In this third installment of the series, we look at four churches within a few hundred yards of each other. They are St Magus, St Mary’s, St Margaret’s and St Dunstan’s. These churches have some of the most varied, and compromised, environments within such a small area.
St Magus the Martyr, by London Bridge.
We start with St Magnus the Martyr. As we saw in last week’s post, this church has escaped quite lightly in terms of how its spire (and its general prospect) is not so encumbered by enormous skyscrapers (the towers) that rise about it. The reason for that is of course this church is right by the river, which preserves to an extent the prospects afforded towards it.
St Magnus & The Monument. Complementary, not competitive.
It must not be forgot St Magnus is actually affected by the presence of the Shard on the opposite side of the Thames although that is not close enough to render the church and its spire somewhat insignificantly.
At the start of this series I asked if it was possible to find a church spire within the City of London that wasn’t marked (perhaps marred) in some way by the presence of a skyscraper.
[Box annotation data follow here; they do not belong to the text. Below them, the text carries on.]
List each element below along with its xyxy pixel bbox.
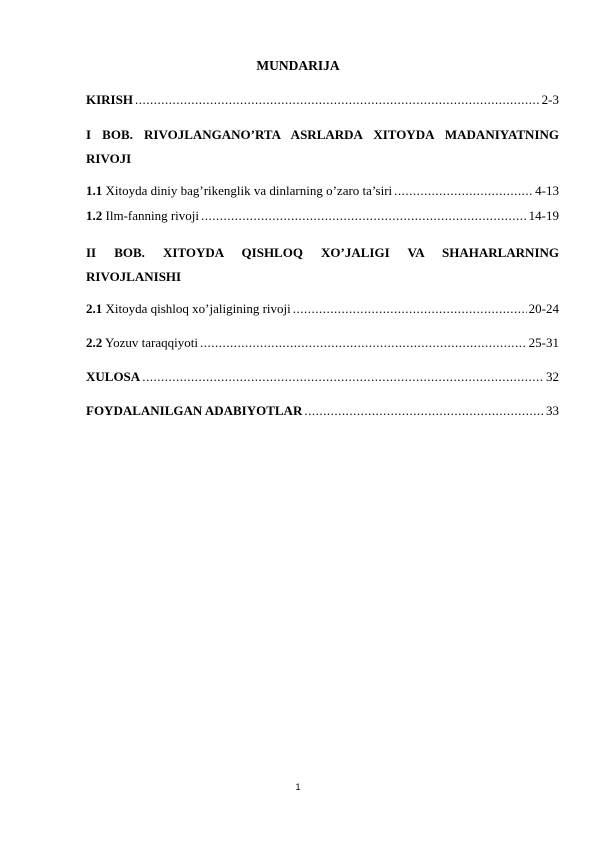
toc-page: 20-24: [528, 301, 559, 316]
toc-number: 1.1: [86, 183, 103, 198]
toc-label: Yozuv taraqqiyoti: [102, 335, 198, 350]
page-title: MUNDARIJA: [256, 58, 340, 73]
toc-entry-2-2[interactable]: [86, 335, 559, 351]
toc-leader-dots: [293, 301, 527, 317]
toc-label: FOYDALANILGAN ADABIYOTLAR: [86, 403, 303, 418]
toc-number: 1.2: [86, 208, 103, 223]
page-number: 1: [295, 782, 301, 792]
toc-entry-1-1[interactable]: [86, 183, 559, 199]
toc-page: 2-3: [541, 92, 559, 107]
toc-page: 14-19: [528, 208, 559, 223]
toc-entry-kirish[interactable]: [86, 92, 559, 108]
toc-label: Xitoyda qishloq xo’jaligining rivoji: [102, 301, 291, 316]
toc-chapter-2-line2[interactable]: RIVOJLANISHI: [86, 269, 182, 284]
toc-chapter-1-line1[interactable]: I BOB. RIVOJLANGANO’RTA ASRLARDA XITOYDA MADANIYATNING: [86, 127, 559, 142]
toc-page: 4-13: [535, 183, 559, 198]
toc-leader-dots: [304, 403, 544, 419]
toc-entry-2-1[interactable]: [86, 301, 559, 317]
toc-number: 2.2: [86, 335, 103, 350]
toc-label: Ilm-fanning rivoji: [102, 208, 200, 223]
toc-leader-dots: [135, 92, 540, 108]
toc-chapter-1-line2[interactable]: RIVOJI: [86, 151, 132, 166]
toc-page: 25-31: [528, 335, 559, 350]
toc-label: Xitoyda diniy bag’rikenglik va dinlarning o’zaro ta’siri: [102, 183, 393, 198]
toc-leader-dots: [200, 335, 527, 351]
toc-leader-dots: [201, 208, 527, 224]
toc-number: 2.1: [86, 301, 103, 316]
toc-leader-dots: [394, 183, 533, 199]
toc-label: XULOSA: [86, 369, 141, 384]
toc-label: KIRISH: [86, 92, 133, 107]
toc-chapter-2-line1[interactable]: II BOB. XITOYDA QISHLOQ XO’JALIGI VA SHAHARLARNING: [86, 245, 559, 260]
toc-page: 32: [546, 369, 559, 384]
toc-leader-dots: [142, 369, 544, 385]
toc-entry-xulosa[interactable]: [86, 369, 559, 385]
toc-entry-adabiyotlar[interactable]: [86, 403, 559, 419]
toc-page: 33: [546, 403, 559, 418]
toc-entry-1-2[interactable]: [86, 208, 559, 224]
These four have been quite heavily affected despite the fact there are some prospects that still enable one to have peaceful enjoyment or mediation in the presence of the church and spire.
In the following photographs I used an ultra wide angle lens in order to gain some of the prospects which would have not been possible with normal wide angle lenses.
Last time I mentioned St Mary-at-Hill I said it had no spire. Well that is right, but it does have a small tower (as opposed to a spire.) Its relationship to other nearby spires and the modern towers is important as we see next.
St Mary’s tower in the context of historic Lovat Lane. The Walkie Talkie is high enough to encroach on this historic setting.
London Inheritance discusses the historical importance of St Mary’s and Lovat lane.
The east side of St Marys with its clock, plus a clear line of sight to The Shard. More buildings will rise in the south.
St Mary’s looking north from its clock to The Walkie Talkie, The Cheesegrater and St Margaret Pattens.
We ascend St Mary’s Hill to view St Margaret’s.
St Margaret and 20 Fenchurch Street from Eastcheap.
Clearly St Margaret’s is the most affected of the four. Its not as profound as some of those churches that I have surveyed within the City of London. But its pretty overwhelmed particularly by the Walkie Talkie – or more officially 20 Fenchurch Street.
The Walkie Taklie (Sky Garden side) and St Margaret’s.
People queue up to enjoy the Sky Garden at 20 Fenchurch Street but barely anyone queues to recieve sermon at St Margaret’s. It shows a huge paradigm shift, but one that very few people will realise has even happened. I shall discuss this in a later post as there are deep philosophical implications that revolve around these spires and towers of the City.
The Walkie Talkie widens into a larger structure as it gets higher,and that of course affects the space around St Margaret’s.
Looking straight up to the sky in the space between St Margaret’s and the Walkie Talkie.
The Shard makes its presence in the skies above the four churches discussed in this post. Even though St. Margaret’s is the furthest away from the river, The Shard still makes its presence felt.
The Shard can be seen down St Mary at Hill from St Margaret’s.
St Mary’s (its clock is visible), St Margaret’s, The Walkie Talkie, The Cheesegrater with St Dunstan’s at extreme right.
In the above prospect we can see just St Marys (the newer side with its splendid clock) St Margarets (with the enormous Walkie Talkie and Cheesegrater) and St Dunstans at extreme right. At one time this area would have been a forest of churches (taking into account those that have fallen due to fire or war.) Its now full of modern skyscrapers!
St Dunstan’s is no longer a church, but like some of those others which were bombed in the war, St Dunstan’s tower and spire has survived.
St Dunstan’s is a place of rest and contemplation. But behind those trees….
Voila! The Walkie Talkie rises above St Dunstan’s.
The Shard again is evident, though it’s not like those buildings on the north side that can be viewed rising into the skies.
The Shard cannot be missed from St Dunstan’s.
The Shard,with its ever narrowing apex and topmost point, is said to be a spire of sorts, in fact that was Renzo Piano’s intention. He says The Shard had inspiration from Canaletto’s paintings showing the numerous church spires that could once be seen across the City.
Despite being the tallest tower in London, The Shard keeps itself a discreet distance from the City’s spires and in many ways it can be said to be the only structure that complements the City’s historic spires. Its something we will look at in future posts.